“What’s the law on what ya can and can’t say on a billboard?”
Three Billboards Outside Ebbing, Missouri is yet another victim of the instant gratification world we live in. It opened to critical acclaim, yet just as quickly fell to scathing reviews and judgements about its treatment of race issues and placing a white man’s redemption in the narrative. It happened last year with La La Land. Can’t we just take our time and enjoy things? Maybe give Three Billboards a critical reappraisal in a few years or so? What I saw when I watched Three Billboards was a damned fine film. A film not without its flaws, but a damned fine film nonetheless.
You’ve probably heard about the plot. Yes, the clue is in the title. Mildred Hayes (played by Frances McDormand) rents out the titular three billboards in an effort to provoke the police. Her teenage daughter was raped and murdered an unspecified number of months before the film starts and the police have lost interest in catching the culprit. To paraphrase Hayes, the police are too busy roughing up the black population of Ebbing. These three billboards affect the entire town, but more specifically affect a small bunch of people in radically different ways.
Police Chief Willoughby (played by Woody Harrelson) tries to approach the situation calmly, as he’s dealing with sever personal issues. However, racist Officer Dixon (played by Sam Rockwell) takes a more violent approach to the situation, threatened the advertising agency employees. Things escalate, violence levels rise, and there’s a fair amount of swearing as well. What more could you want in a film? Of course, I jest. We’ve seen this kind of film before…but it’s usually a middle aged man resorting to desperate measures to find a voice in the world.
Here, it’s a middle aged woman, and if McDormand doesn’t win the Best Actress Oscar, then she’ll have been robbed of it. This is easily her best performance since Fargo, and one of the most powerful performances by either gender I’ve seen for a good while. If there’s just one reason to watch this film, it is for Frances. From the opening scene, as she’s tearing of a fingernail with her teeth whilst looking at the three billboards, she instantly drags you kicking and screaming into the film. And she never lets go. Whether she’s confronting Chief Willoughby, a dentist or a priest, she takes down male patriarchs with panache (and a lot of swearing). She’s waging a one-woman war and doesn’t care who’s in her way, be it male or female.

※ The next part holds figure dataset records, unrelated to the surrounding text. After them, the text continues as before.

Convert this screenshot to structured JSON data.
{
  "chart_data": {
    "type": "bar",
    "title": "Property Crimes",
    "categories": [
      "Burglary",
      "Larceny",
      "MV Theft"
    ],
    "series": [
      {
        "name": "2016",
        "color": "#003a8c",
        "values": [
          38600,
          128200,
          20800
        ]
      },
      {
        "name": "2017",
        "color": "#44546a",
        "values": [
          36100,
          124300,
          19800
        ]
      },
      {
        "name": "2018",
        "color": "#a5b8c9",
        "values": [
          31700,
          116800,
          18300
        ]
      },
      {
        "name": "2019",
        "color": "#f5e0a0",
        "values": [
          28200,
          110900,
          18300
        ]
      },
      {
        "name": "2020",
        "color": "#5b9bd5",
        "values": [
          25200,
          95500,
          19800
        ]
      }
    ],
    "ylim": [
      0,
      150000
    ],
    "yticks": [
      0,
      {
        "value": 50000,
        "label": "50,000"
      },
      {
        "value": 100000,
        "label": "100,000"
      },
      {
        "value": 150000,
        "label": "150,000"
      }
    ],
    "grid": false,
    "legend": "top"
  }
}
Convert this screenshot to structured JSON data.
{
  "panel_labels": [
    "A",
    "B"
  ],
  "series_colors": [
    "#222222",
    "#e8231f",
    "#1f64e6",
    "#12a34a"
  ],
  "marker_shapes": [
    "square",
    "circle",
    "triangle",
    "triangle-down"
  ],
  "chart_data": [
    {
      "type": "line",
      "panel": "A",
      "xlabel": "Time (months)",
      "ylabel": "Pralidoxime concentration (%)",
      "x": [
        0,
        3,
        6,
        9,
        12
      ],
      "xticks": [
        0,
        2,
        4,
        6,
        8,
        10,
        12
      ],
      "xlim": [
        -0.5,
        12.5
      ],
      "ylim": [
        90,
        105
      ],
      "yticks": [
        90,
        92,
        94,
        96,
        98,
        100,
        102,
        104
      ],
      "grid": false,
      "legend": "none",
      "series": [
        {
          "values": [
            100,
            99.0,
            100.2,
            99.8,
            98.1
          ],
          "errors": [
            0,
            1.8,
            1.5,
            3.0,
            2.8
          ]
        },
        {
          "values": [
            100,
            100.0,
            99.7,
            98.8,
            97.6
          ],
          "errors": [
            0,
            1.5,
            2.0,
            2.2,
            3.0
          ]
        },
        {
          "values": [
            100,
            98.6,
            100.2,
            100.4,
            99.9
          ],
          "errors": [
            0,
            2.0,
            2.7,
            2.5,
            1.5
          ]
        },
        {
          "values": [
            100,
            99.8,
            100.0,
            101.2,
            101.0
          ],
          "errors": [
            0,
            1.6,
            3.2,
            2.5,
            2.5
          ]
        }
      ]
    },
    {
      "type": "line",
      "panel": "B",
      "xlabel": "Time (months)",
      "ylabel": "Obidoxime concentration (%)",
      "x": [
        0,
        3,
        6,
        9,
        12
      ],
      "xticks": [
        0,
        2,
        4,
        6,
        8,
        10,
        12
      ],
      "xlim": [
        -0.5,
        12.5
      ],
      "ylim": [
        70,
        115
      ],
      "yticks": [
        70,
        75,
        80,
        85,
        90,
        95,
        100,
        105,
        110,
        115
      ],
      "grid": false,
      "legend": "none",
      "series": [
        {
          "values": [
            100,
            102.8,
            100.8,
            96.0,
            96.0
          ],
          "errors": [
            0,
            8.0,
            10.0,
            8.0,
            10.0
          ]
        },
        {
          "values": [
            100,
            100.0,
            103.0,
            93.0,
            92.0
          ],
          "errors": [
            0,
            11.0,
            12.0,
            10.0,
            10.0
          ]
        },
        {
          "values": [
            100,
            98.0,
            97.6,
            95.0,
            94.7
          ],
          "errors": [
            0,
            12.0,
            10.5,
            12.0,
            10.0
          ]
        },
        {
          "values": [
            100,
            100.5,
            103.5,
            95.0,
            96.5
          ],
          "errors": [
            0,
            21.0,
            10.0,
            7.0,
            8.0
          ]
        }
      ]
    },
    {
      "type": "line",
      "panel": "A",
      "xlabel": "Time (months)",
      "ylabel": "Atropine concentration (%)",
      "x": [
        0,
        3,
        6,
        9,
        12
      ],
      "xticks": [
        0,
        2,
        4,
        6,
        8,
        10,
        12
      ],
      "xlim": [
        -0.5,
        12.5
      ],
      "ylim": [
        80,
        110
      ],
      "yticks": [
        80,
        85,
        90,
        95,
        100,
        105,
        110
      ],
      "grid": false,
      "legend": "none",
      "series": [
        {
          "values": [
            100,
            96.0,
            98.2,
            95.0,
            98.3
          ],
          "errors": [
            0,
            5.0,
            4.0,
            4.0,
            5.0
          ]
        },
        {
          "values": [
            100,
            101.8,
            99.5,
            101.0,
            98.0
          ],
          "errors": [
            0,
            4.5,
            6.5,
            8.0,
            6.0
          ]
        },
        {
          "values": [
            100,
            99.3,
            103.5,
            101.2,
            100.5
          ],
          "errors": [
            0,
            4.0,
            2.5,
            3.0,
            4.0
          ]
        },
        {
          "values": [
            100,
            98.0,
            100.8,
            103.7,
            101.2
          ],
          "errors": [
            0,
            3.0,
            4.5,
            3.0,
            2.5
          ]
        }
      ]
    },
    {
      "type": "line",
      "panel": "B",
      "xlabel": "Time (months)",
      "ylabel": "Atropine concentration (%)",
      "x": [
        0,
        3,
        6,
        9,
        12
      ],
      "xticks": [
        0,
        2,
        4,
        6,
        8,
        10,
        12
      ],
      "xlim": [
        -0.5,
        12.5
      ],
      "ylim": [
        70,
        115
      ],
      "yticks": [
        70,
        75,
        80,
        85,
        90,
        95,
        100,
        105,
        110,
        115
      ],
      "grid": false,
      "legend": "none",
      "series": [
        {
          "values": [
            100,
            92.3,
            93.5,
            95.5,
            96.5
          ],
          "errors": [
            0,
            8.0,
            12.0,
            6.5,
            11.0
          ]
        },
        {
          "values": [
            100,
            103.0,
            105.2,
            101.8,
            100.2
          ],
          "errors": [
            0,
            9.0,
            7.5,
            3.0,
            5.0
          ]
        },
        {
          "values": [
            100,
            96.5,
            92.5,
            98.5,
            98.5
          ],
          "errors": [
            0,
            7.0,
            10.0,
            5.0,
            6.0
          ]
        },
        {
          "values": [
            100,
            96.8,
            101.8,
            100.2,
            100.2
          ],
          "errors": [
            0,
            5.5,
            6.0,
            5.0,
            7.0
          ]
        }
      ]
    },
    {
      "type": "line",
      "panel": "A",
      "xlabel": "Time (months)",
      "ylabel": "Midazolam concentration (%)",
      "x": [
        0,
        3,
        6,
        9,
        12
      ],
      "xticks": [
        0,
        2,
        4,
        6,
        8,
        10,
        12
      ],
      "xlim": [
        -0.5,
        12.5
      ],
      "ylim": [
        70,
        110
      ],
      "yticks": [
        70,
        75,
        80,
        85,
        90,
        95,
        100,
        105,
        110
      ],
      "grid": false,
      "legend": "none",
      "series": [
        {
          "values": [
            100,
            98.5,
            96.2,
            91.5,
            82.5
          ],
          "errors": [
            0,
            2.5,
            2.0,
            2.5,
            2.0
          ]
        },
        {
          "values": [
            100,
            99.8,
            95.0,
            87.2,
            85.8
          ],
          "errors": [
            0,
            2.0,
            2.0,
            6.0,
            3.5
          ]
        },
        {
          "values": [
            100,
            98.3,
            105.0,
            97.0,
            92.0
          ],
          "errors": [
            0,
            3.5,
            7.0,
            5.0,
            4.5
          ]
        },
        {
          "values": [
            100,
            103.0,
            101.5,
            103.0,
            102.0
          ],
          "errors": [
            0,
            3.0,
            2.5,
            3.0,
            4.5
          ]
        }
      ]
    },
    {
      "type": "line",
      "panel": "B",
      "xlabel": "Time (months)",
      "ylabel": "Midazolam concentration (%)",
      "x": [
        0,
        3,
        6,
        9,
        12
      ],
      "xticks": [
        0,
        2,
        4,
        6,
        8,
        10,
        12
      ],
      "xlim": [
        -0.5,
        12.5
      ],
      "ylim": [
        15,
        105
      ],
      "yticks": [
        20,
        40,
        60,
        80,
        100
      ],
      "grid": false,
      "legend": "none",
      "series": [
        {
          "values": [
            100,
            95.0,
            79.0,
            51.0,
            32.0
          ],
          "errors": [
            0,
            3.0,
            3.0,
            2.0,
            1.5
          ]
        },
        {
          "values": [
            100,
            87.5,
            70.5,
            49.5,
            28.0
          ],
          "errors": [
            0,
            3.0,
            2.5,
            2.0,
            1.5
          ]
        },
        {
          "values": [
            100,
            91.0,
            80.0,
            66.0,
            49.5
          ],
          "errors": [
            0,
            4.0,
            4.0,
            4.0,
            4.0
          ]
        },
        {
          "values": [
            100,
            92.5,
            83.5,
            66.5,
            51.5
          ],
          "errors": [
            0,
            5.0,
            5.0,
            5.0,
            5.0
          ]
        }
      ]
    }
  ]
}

“Took a poll, did you Father?”
Of course, she’s not perfect, and neither are any of the characters in Three Billboards. One of the main causes of controversy is Officer Dixon, a man who initially seems to be a caricature of a dumb, racist cop but evolves into something a little more complicated as the film goes on. I won’t spoil anything, but is that really a negative? To give flesh to a caricature? For one, the character would be equally criticized if he were simply a caricature. His narrative does collide with Mildred’s in a distracting fashion, but that’s more a problem of the writing than the actual character.
As the film develops its narrative, threads and side plots expand and multiply, leaving little room for them all to breathe. Yes, Mildred remains the centrepiece, but it tends to wander from its central plot a little too much. For example, Dixon locks up Mildred’s (black) employer. She’s then forgotten about for at least half an hour before turning up randomly, smiling and happy. A lot of the characters outside the main three (Mildred, Willoughby and Dixon) are simply there to exist, to aid the narrative rather than be real characters. This is where criticism should be focused. Even Mildred’s son and ex-husband (and his 19 year old girlfriend) are only there to bolster her narrative and become little more than props.
“All you can do is try”
But that’s my main problem with the film. I’m trying to be critical here, but I really enjoyed Three Billboards. It’s a dark comedy, that’s for sure, but it had me laughing louder than I’ve laughed at the cinema screen for a while (well, apart from the Tube scene in Darkest Hour…but I was laughing in disbelief). The audience is pressed to wonder why they’re laughing. Is it inappropriate laughter? Why are we laughing about Willoughby’s personal issues? The comedy and the spasms of violence make the occasional pause for poignancy all the more poignant.
Three Billboards is not deserving of the critical acclaim or the critical disdain it has received. Yes, it’s a damned fine film. It’s hilarious, savage and powerful. But along the way it struggles to weave all the plot threads it’s dangled up in front of us. Racism is one of the plot threads dropped quickly in favour of Mildred’s narrative. The writing for the characters outside of the main three characters is merely serviceable. The minor characters are treated like props, rather than real people. But, over everything else, Frances McDormand’s performance is worth the admission alone. She drags the film through its flaws to reach something almost sublime. Who needs Wonder Woman when we have Mildred Hayes?
VERDICT: 8/10. Three Billboards is a damned fine film, but a film that loses itself among dangling plot threads and minor characters that may as well be props for all the reality they possess. But Mildred Hayes is the hero we deserve…and need!